蔚杰立即开车前往,在两个多小时后,抵达这一位在拥挤的巷道间的破旧三层楼疗养院,这儿环境还算干净,但设备相当简陋,住的大都是一些行动不便的老人家。
在跟疗养院的负责人说明来意后,他随即被带到二楼一间仅有一扇窗户的小房间,一个身形委靡的老人家就靠坐在窗口,看着外面。
“泰德,有人来看你。”
负责人说了这话,就下楼忙了。
泰德缓缓的转过头来,一看是个陌生的男人,他眉头一皱“我认识你?”
蔚杰摇摇头“我也没见过你。我是蔚凡的儿子蔚杰。”
“蔚管家的儿子长这么大了!”他嗤笑一声,这笑带着凄凉。想到往事,叫他感伤不已。
案亲将伯爵之位传给弟弟继承,只因他爱玩女人,可这口气他咽不下,他要求分一半家产后离家,发奋的在商界赚饱了大笔财富,没想到,他竟在一次车祸中受伤,再也无法有孩子,不得已,他只得到育幼院领养一对子女。
上天对他真的太不公平了,他弟弟在元配死后不久就娶了罗拉,没几年,又孕育一对儿女,共有三名亲生子女。
他嫉妒、不满,将这一切的不公平全都归咎于父亲,如果当日他将爵位传给他,现实一定不同
因此,在得知庄园债台高筑后,他毫不考虑的开始进行代偿债务,他要让父亲后悔他曾放弃了他,只是哪知自己养虎为患呢,他反遭义子背叛在先。
思绪间,蔚杰跟他谈了债务的事“泰德先生,我知道借钱还债天经地义,但我想请你帮忙,可不可以跟贾克谈谈,再多给我们几个月的时间”
他摇头“我的话他不会听的,我无能为力。”
“我还是想请你试试看,毕竟你比我们任何一人都还了解他。”
这孩子跟蔚凡一样,有着一双坚定执着的眼神。泰德想了想,走到角落的小桌子前,拿笔写了一个电话号码“这是罗元育幼院老院长的电话,不过,他已经移民到加拿大,要他来英国是难了点,但可以请他打电话给贾克,他是贾克惟一敬畏的人。”
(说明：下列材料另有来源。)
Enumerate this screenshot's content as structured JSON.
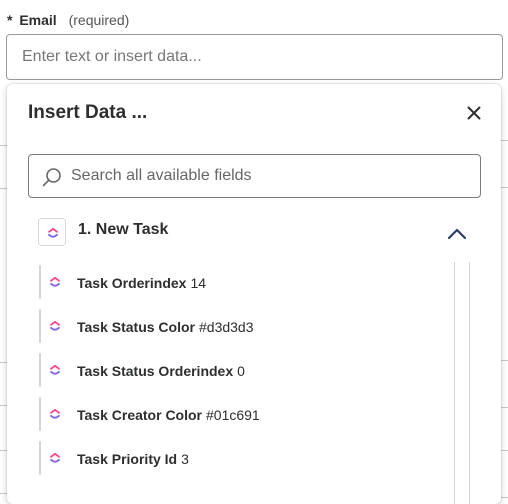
{
  "field": {
    "required_marker": "*",
    "label": "Email",
    "hint": "(required)",
    "placeholder": "Enter text or insert data..."
  },
  "panel": {
    "title": "Insert Data ...",
    "close_icon": "close-icon",
    "search": {
      "placeholder": "Search all available fields",
      "icon": "search-icon"
    },
    "group": {
      "title": "1. New Task",
      "icon": "clickup-icon",
      "expanded": true,
      "chevron_icon": "chevron-up-icon"
    },
    "items": [
      {
        "label": "Task Orderindex",
        "value": "14"
      },
      {
        "label": "Task Status Color",
        "value": "#d3d3d3"
      },
      {
        "label": "Task Status Orderindex",
        "value": "0"
      },
      {
        "label": "Task Creator Color",
        "value": "#01c691"
      },
      {
        "label": "Task Priority Id",
        "value": "3"
      }
    ]
  },
  "colors": {
    "text": "#2d2e2e",
    "chevron": "#2d3d6b",
    "clickup_purple": "#7b68ee",
    "clickup_pink": "#fd3e8a",
    "clickup_blue": "#49ccf9"
  }
}
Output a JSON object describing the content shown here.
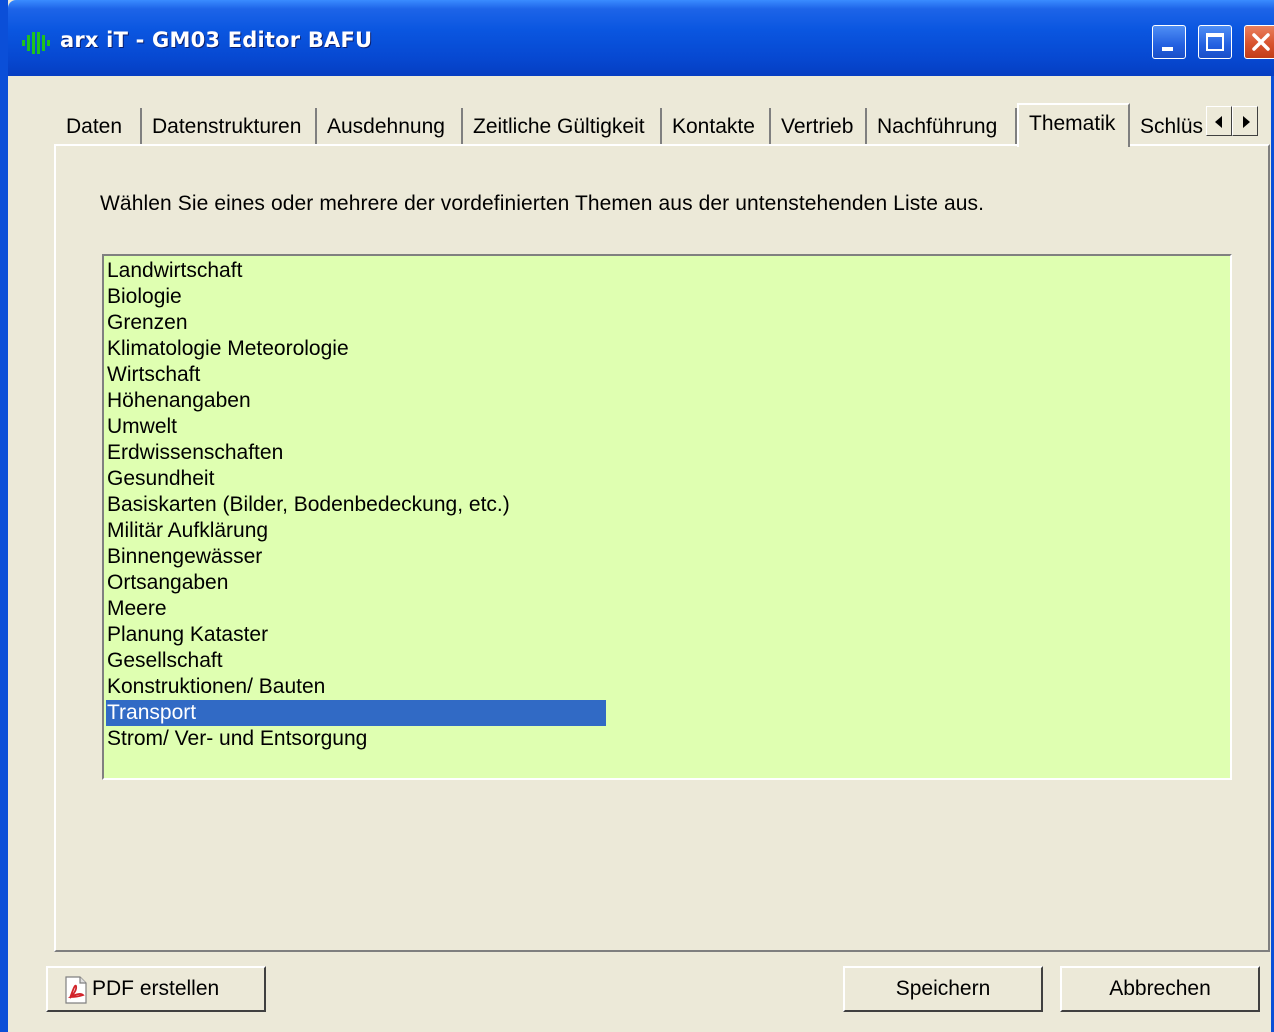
{
  "window": {
    "title": "arx iT - GM03 Editor BAFU"
  },
  "tabs": [
    {
      "label": "Daten",
      "active": false
    },
    {
      "label": "Datenstrukturen",
      "active": false
    },
    {
      "label": "Ausdehnung",
      "active": false
    },
    {
      "label": "Zeitliche Gültigkeit",
      "active": false
    },
    {
      "label": "Kontakte",
      "active": false
    },
    {
      "label": "Vertrieb",
      "active": false
    },
    {
      "label": "Nachführung",
      "active": false
    },
    {
      "label": "Thematik",
      "active": true
    },
    {
      "label": "Schlüs",
      "active": false
    }
  ],
  "tab_scroll": {
    "left_icon": "arrow-left-icon",
    "right_icon": "arrow-right-icon"
  },
  "thematik": {
    "instruction": "Wählen Sie eines oder mehrere der vordefinierten Themen aus der untenstehenden Liste aus.",
    "list_background": "#dfffb1",
    "selection_color": "#316ac5",
    "items": [
      "Landwirtschaft",
      "Biologie",
      "Grenzen",
      "Klimatologie Meteorologie",
      "Wirtschaft",
      "Höhenangaben",
      "Umwelt",
      "Erdwissenschaften",
      "Gesundheit",
      "Basiskarten (Bilder, Bodenbedeckung, etc.)",
      "Militär Aufklärung",
      "Binnengewässer",
      "Ortsangaben",
      "Meere",
      "Planung Kataster",
      "Gesellschaft",
      "Konstruktionen/ Bauten",
      "Transport",
      "Strom/ Ver- und Entsorgung"
    ],
    "selected_item": "Transport"
  },
  "buttons": {
    "pdf": "PDF erstellen",
    "pdf_icon": "pdf-icon",
    "save": "Speichern",
    "cancel": "Abbrechen"
  }
}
“既然如此,你为什么不找他帮忙,说出他对你的恶行?”
他苦笑“我是自作自受,当时老院长就不赞成我收养他,他说我治不了他,也没有足够的爱去感化他天生的暴戾之气,但我不听”他长叹一声“这是上天给我的惩罚,我累了、倦了,这里就是我的最终一站”
他语多懊悔,也有更多的释然,在这里,他反省很多,也知道自己是罪有应得。
蔚杰离开疗养院,甫开车进入市区,车后传来叭叭的喇叭声,他从后视镜往后看,居然是碧莲。
两人同时将车停靠路边,碧莲下车走过来“真的是你,蔚杰,我还怕我认错车子呢。”
“抱歉,碧莲,我有急事,得赶回去打一通很重要的越洋电话”
“那何必跑那么远?我家就在这附近。”
“也好,谢谢。”
一到碧莲的家,蔚杰立即拨电话给老院长。
碧莲听到他谈及夏若琳家的债务、还有贾克的名字,大约听出了大概后,先回到房间,将一个夏若琳交给她保管的东西带出卧室,同时间,蔚杰也挂上话筒。
她笑着道:“这给你。”
他不解的看着她放在他手中的笔记型计算机。
“这里面有夏若琳的秘密,在她决定要以自己的幸福挽回庄园的一切时,她就将这个秘密交给我了,要我帮她永远保存下来,但我觉得还是应该交给你。”
他迫不及待想回去看看“谢谢,我该回去了。”
“嗯,哦,对了,谈得如何?”
“老院长愿意尽力帮忙,我也留了电话给他。”
她咬着下唇道:“可事情还来得及吗?今天我有打电话给她,可老管家说她已被贾克带走,我好担心贾克早朝她伸出魔爪了。”
“再几天,她就是他的新娘,所以夏若琳她也”他倏地住口,只跟她说了再见。
已到口的“认命”两字,他说不出来,因为他还不想认命,他还想改变这一切。